Post by JDCarpenter » Tue Nov 14, 2017 9:34 am

celia wrote:
Tue Nov 07, 2017 5:24 pm
Sheepdog wrote:
Mon Nov 06, 2017 12:38 pm
nisiprius wrote:
Mon Nov 06, 2017 6:51 am
...-and that state treasurers are going to get a windfall in about ten years as people who have "gone electronic" on their statements start to die off.
I agree that state treasuries and maybe even the US Treasury and insurance companies will be getting free unclaimed dough.
I hope you realize that state treasuries don't OWN the funds that are turned over to them as unclaimed property. They hold them (and often pay interest) until someone proves they are entitled to them. We had a Boglehead several years back who found unclaimed property for an ancestor who died 50? years previously. No other descendants were interested in doing the work to claim the money or considered it "not theirs", but he was willing to do the genealogy (and enjoyed it although it took time) and probably got everyone else to sign off on it, so he could claim it.

...
Actually, the states do end up owning unclaimed property--time period will vary with each state's law. Moreover, some states, including a couple of important ones for investors, are getting more aggressive on escheating property--and the reason in many cases is to divert the funds into their general budgets. Here is link to WSJ article on two french scientists (Dr. Gilles Gosselin and Dr.
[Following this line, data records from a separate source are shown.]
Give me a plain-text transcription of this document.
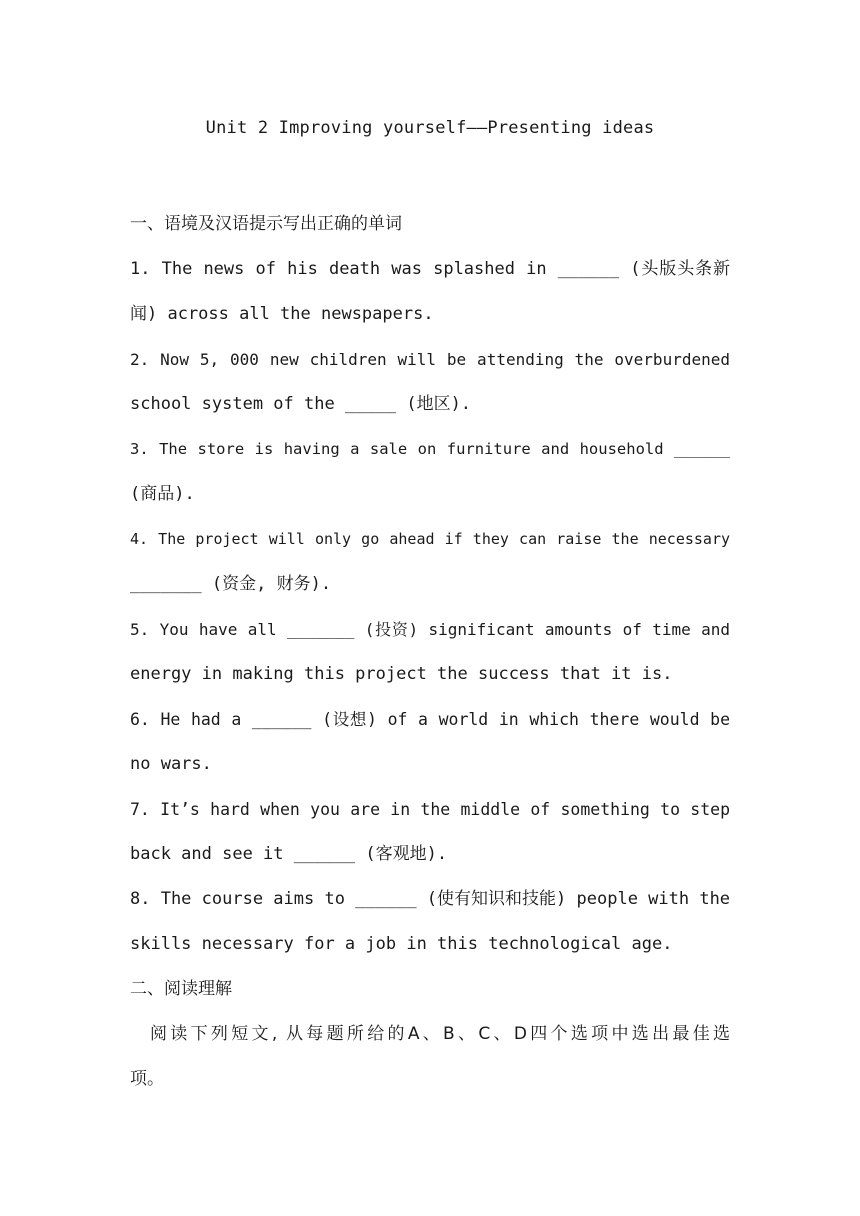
Unit 2 Improving yourself——Presenting ideas
一、语境及汉语提示写出正确的单词
1. The news of his death was splashed in ______ (头版头条新
闻) across all the newspapers.
2. Now 5, 000 new children will be attending the overburdened
school system of the _____ (地区).
3. The store is having a sale on furniture and household ______
(商品).
4. The project will only go ahead if they can raise the necessary
_______ (资金, 财务).
5. You have all _______ (投资) significant amounts of time and
energy in making this project the success that it is.
6. He had a ______ (设想) of a world in which there would be
no wars.
7. It’s hard when you are in the middle of something to step
back and see it ______ (客观地).
8. The course aims to ______ (使有知识和技能) people with the
skills necessary for a job in this technological age.
二、阅读理解
阅读下列短文, 从每题所给的A、B、C、D四个选项中选出最佳选
项。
Jean Louis Imbach) who sued for the 12million they lost as a result of Delaware's actions: https://www.wsj.com/articles/scientists ... 1503054001 If that is paywalled even after searching their names, here is a less comprehensive article that also discusses California and Pennsylvania in this context: http://www.ocregister.com/2015/10/19/st ... h-budgets/

FWIW, we have nonetheless gone all electronic. Not comfortable with first class mail given the amount of travel that we are now doing.